HomeSportsPatrice Lagisquet will leave the Portuguese rugby team

Patrice Lagisquet will leave the Portuguese rugby team

Frenchman Patrice Lagisquet will leave the technical management of the Portuguese rugby team after the France 2023 World Cup, the coach confirmed to the Lusa agency on Wednesday, after the first training in preparation for the meeting with Fiji.

“It is a decision that has been made for some time and communicated to the Portuguese Rugby Federation (FPR) and the players. I was invited to continue but I had already promised my family that I would retire from rugby after the World Cup. ” he unveiled Patrice Lagisquet, at the Parc des Sports in Perpignan.

Contacted by the Lusa agency, the president of FPR, Carlos Amado da Silva, confirmed that the coach had already communicated his decision “even before the World Cup” and said that the future of the technical mastery of the Portuguese national team is being taken into account . “.

Lagisquet was announced as coach in July 2019, succeeding Martim Aguiar in the role, a few days after Portugal secured its return to the European Championship with a victory over Germany, 37–32, in a play-off played in Frankfurt, Germany.

Despite Portugal having spent the last three years in the ‘Trophy’, the second European tier of the sport, excluding the Six Nations tournament, the coach immediately defined qualification for the 2023 World Cup in France as his goal.

“If I didn’t believe that qualification is possible, I wouldn’t even be in Lisbon. I only need two years, maybe less, to maximize the qualities of the Portuguese players,” Lagisquet said on the day of his presentation.

Under the leadership of Patrice Lagisquet, Portugal qualified for the World Cup for the second time in its history, following Wolves’ first participation in the competition, also in France, in 2007.

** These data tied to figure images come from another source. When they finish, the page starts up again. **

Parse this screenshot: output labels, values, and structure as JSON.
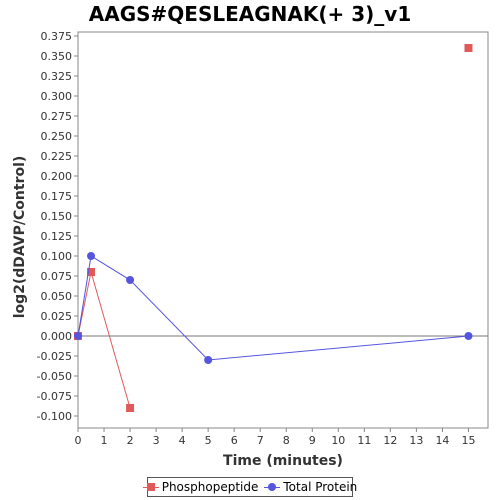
{
  "chart_data": {
    "type": "line",
    "title": "AAGS#QESLEAGNAK(+ 3)_v1",
    "xlabel": "Time (minutes)",
    "ylabel": "log2(dDAVP/Control)",
    "xlim": [
      0,
      15.75
    ],
    "ylim": [
      -0.115,
      0.38
    ],
    "xticks": [
      0,
      1,
      2,
      3,
      4,
      5,
      6,
      7,
      8,
      9,
      10,
      11,
      12,
      13,
      14,
      15
    ],
    "yticks": [
      -0.1,
      -0.075,
      -0.05,
      -0.025,
      0.0,
      0.025,
      0.05,
      0.075,
      0.1,
      0.125,
      0.15,
      0.175,
      0.2,
      0.225,
      0.25,
      0.275,
      0.3,
      0.325,
      0.35,
      0.375
    ],
    "ytick_labels": [
      "-0.100",
      "-0.075",
      "-0.050",
      "-0.025",
      "0.000",
      "0.025",
      "0.050",
      "0.075",
      "0.100",
      "0.125",
      "0.150",
      "0.175",
      "0.200",
      "0.225",
      "0.250",
      "0.275",
      "0.300",
      "0.325",
      "0.350",
      "0.375"
    ],
    "grid": false,
    "zero_line": true,
    "legend_position": "bottom",
    "series": [
      {
        "name": "Phosphopeptide",
        "color": "#e05a5a",
        "marker": "square",
        "segments": [
          [
            {
              "x": 0,
              "y": 0.0
            },
            {
              "x": 0.5,
              "y": 0.08
            },
            {
              "x": 2,
              "y": -0.09
            }
          ],
          [
            {
              "x": 15,
              "y": 0.36
            }
          ]
        ]
      },
      {
        "name": "Total Protein",
        "color": "#5555e0",
        "marker": "circle",
        "segments": [
          [
            {
              "x": 0,
              "y": 0.0
            },
            {
              "x": 0.5,
              "y": 0.1
            },
            {
              "x": 2,
              "y": 0.07
            },
            {
              "x": 5,
              "y": -0.03
            },
            {
              "x": 15,
              "y": 0.0
            }
          ]
        ]
      }
    ]
  }
}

The coach, who turned 61 exactly a month ago, on September 4, also finished second at the European Championship this year, in March, after losing the final of the old ‘Six Nations B’ against Georgia in Badajoz.

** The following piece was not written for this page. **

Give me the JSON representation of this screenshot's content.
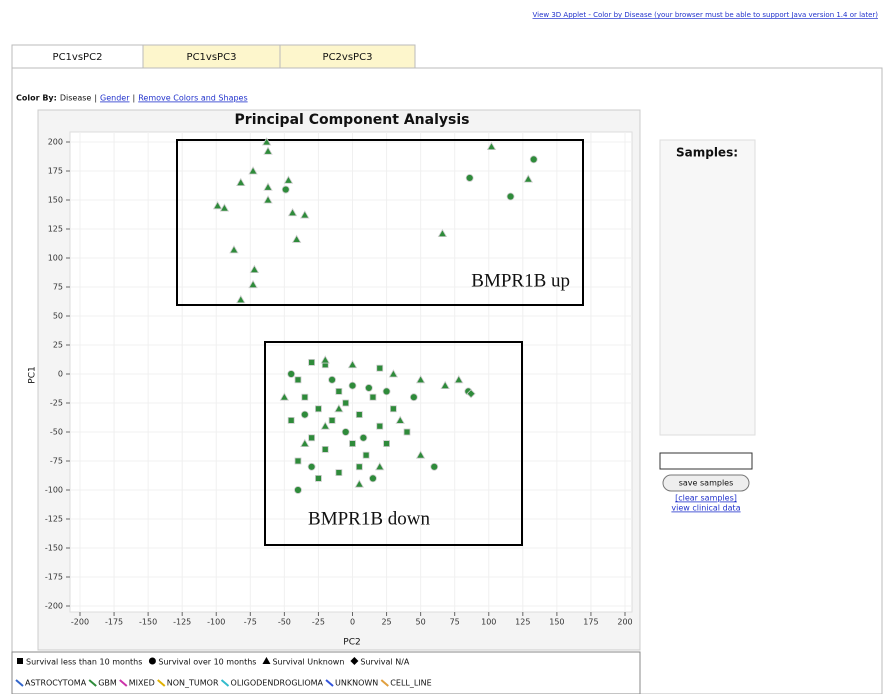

Former France international, with 46 appearances for Les Bleus, Lagisquet managed as coach Biarritz between 1997 and 2007 and returned to the club in 2011/12 as general manager, before taking over the training of the French team’s back lines as an assistant took. to Philippe Saint-André, between 2012 and 2015.

As head coach, he became Top 14 champion with Biarritz in 2002, 2005 and 2006, the year in which he also became European second for clubs. In 2012, as the club’s general manager, he won the Challenge Cup, the sport’s second most important European club competition.

As a player he finished second in the world in 1987, lost the final of that first edition of the World Cup to New Zealand, and won the Five Nations tournament (currently Six Nations) in 1988 (formerly with Wales) and in 1989.